Is Water Fluoridation Effective?
Prior to the wide-spread use of water fluoridation, 98 out of 100 Americans experienced some tooth decay by the time they reached adulthood. In the 1940s, with the advent of public water fluoridation, there began a 56% reduction in caries for children 12 -14 years of age (Dunning, 1979). In general, children showed a 20 – 40 % caries reduction over a lifetime (U.S. Health and Human Services, 1994).
Fluoridation of public water supplies is a safe, economical, and effective measure to prevent dental caries.
Community water fluoridation is an effective, safe, and inexpensive way to prevent tooth decay. This method of fluoride delivery benefits Americans of all ages and socioeconomic status.
In regions where only 19% of the population is served with fluoridated water [Oregon 20%], the difference in caries scores between fluoridated and nonfluoridated areas was 61%. In regions where 74% of the population is served with fluoridated water, the difference was only 6%. These findings suggested an important role for the halo or diffusion effect [nonfluoridated communities benefit from the products produced in nearby fluoridated communities, effectively reducing the disparity].

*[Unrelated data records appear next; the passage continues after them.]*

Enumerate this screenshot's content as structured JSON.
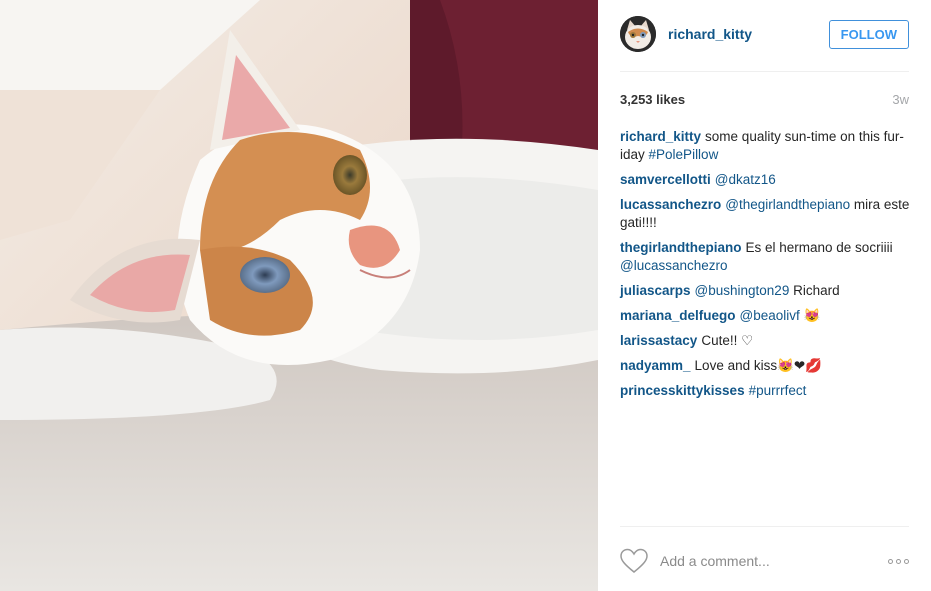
{
  "post": {
    "username": "richard_kitty",
    "follow_label": "FOLLOW",
    "likes": "3,253 likes",
    "age": "3w",
    "add_comment_placeholder": "Add a comment...",
    "photo_alt": "cat lying on carpet"
  },
  "comments": [
    {
      "user": "richard_kitty",
      "parts": [
        {
          "t": "some quality sun-time on this fur-iday "
        },
        {
          "t": "#PolePillow",
          "link": true
        }
      ]
    },
    {
      "user": "samvercellotti",
      "parts": [
        {
          "t": "@dkatz16",
          "link": true
        }
      ]
    },
    {
      "user": "lucassanchezro",
      "parts": [
        {
          "t": "@thegirlandthepiano",
          "link": true
        },
        {
          "t": " mira este gati!!!!"
        }
      ]
    },
    {
      "user": "thegirlandthepiano",
      "parts": [
        {
          "t": "Es el hermano de socriiii "
        },
        {
          "t": "@lucassanchezro",
          "link": true
        }
      ]
    },
    {
      "user": "juliascarps",
      "parts": [
        {
          "t": "@bushington29",
          "link": true
        },
        {
          "t": " Richard"
        }
      ]
    },
    {
      "user": "mariana_delfuego",
      "parts": [
        {
          "t": "@beaolivf",
          "link": true
        },
        {
          "t": " 😻"
        }
      ]
    },
    {
      "user": "larissastacy",
      "parts": [
        {
          "t": "Cute!! ♡"
        }
      ]
    },
    {
      "user": "nadyamm_",
      "parts": [
        {
          "t": "Love and kiss😻❤💋"
        }
      ]
    },
    {
      "user": "princesskittykisses",
      "parts": [
        {
          "t": "#purrrfect",
          "link": true
        }
      ]
    }
  ],
  "colors": {
    "link": "#125688",
    "follow": "#3897f0"
  },
  "icons": [
    "heart-icon",
    "more-options-icon"
  ]
}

Research provides conclusive evidence that fluoridation of the water supply or supplemental fluoride reduces dental caries, and of all dietary components exhibiting a protective effect against caries, the most effective is fluoride. Fluoridated drinking water increases resistance to dental caries at all ages. The earlier that children are exposed to fluoridated drinking water or dietary fluoride supplements the greater the reduction in dental caries in both the primary and permanent teeth.